Although this study revealed variability in nutritional quality and composition depending on the food category and nutrient, the results showed that in many cases products with child-friendly packaging were richer. in nutrients of concern, particularly total sugars, free sugars and sodium, than products with child-unappealing packaging,” the University of Toronto and University of Ottawa researchers wrote in a Press release.
Of all the foods studied, only two categories had more than 50% child-appealing packaging: cereals and toaster pastries. These are the products most aggressively marketed to children.
The study focused specifically on the Canadian food market, but experts say the same processes and conclusions are likely to apply to Western countries.
The importance of marketing
How to determine what is “appealing to children” and what is not? The researchers attempted to answer this question by developing a codified system based on a dozen individual categories. The specific marketing techniques displayed on product packaging vary by food category.

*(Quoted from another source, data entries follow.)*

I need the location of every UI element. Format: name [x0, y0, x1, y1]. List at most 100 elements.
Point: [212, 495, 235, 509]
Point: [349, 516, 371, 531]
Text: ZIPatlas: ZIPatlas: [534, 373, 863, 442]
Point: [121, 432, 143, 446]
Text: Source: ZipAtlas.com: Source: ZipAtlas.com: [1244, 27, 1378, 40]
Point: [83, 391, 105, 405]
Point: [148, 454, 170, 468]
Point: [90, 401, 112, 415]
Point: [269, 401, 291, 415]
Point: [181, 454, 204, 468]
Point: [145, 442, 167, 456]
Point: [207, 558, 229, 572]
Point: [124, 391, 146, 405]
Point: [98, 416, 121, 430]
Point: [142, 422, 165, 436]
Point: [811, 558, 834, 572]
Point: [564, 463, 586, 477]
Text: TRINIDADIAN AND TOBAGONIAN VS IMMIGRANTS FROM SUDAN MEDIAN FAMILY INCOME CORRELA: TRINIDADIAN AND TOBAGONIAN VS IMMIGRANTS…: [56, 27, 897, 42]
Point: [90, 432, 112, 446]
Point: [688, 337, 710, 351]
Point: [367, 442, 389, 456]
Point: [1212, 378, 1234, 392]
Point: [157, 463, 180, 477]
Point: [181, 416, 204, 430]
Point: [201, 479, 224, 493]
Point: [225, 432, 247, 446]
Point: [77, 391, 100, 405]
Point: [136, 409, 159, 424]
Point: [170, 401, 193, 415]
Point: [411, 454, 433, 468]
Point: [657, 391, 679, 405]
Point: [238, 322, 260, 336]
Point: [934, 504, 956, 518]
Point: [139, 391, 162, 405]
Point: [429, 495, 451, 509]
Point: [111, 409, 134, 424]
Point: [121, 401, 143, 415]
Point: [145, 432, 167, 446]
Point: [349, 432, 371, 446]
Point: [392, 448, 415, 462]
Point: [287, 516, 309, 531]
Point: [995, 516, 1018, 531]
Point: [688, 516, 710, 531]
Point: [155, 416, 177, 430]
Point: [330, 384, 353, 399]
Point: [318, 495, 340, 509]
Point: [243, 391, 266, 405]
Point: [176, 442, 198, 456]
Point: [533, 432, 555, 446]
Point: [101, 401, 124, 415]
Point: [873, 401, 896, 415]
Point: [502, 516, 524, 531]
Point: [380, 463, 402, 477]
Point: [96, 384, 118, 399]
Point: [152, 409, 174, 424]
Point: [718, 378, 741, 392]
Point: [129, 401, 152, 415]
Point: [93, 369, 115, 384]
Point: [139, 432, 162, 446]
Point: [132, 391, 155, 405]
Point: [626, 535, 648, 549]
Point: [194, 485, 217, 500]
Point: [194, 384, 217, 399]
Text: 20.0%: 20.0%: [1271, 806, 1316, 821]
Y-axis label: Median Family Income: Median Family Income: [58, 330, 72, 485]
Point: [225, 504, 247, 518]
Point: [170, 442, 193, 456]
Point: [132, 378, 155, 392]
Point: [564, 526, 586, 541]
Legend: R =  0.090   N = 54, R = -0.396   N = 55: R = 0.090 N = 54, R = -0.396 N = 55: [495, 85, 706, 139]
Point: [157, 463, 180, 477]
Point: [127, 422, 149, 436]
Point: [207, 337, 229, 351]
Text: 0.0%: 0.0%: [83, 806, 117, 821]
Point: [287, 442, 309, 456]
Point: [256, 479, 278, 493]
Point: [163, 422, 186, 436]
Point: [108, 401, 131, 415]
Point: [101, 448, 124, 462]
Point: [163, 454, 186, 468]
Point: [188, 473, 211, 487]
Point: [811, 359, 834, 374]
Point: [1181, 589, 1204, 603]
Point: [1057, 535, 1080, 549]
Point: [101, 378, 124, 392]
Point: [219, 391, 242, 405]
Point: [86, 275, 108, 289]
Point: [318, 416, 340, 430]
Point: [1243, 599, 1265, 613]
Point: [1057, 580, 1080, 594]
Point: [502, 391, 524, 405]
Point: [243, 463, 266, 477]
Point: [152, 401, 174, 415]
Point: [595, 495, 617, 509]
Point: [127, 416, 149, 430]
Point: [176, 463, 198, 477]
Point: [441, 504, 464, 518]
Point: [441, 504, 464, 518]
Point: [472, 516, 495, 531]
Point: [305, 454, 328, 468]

However, core techniques traditionally used in child-appealing marketing, such as child-appealing visual design, appeals to fun or coolness, and the use of characters, have remained popular overall. of the sample.
Of course, kids don’t usually buy cereal or baked goods for themselves, but what kids like often influences their parents.
The “bullying factor” or “nuisance power” is a term used to describe the influence that children, especially toddlers and preschoolers, have on their parents’ purchasing decisions. Marketers recognize that children can successfully negotiate their purchases by constantly pestering their parents to buy a product they want. The idea is that the more a child asks for a product, the more likely the parent is to give in and make the purchase. This phenomenon is a powerful force in the retail industry, as children can influence their parents’ purchasing decisions, making them a valuable demographic for businesses to target.
More Education and Regulation of Children’s Products Needed
To curb the marketing of less healthy foods directly to children, the researchers suggested that policymakers implement more aggressive marketing restrictions to protect children.
The researchers suggest that groups of parents and pediatricians develop a best practice policy for marketing to children. Next, parents should only buy from stores and organizations that adhere to this policy. Another solution is to ask the government to regulate the marketing of unhealthy foods to children.
Parents also have a role to play.
For parents, it’s about realizing what’s really healthy and unhealthy for their children. Learning what these foods can do to your children can help parents understand the seriousness of the situation. It’s important to teach your kids why some foods are bad and some are good, and to teach them healthy eating habits. Proven policies include adding nutritional information to restaurant children’s menus, for example.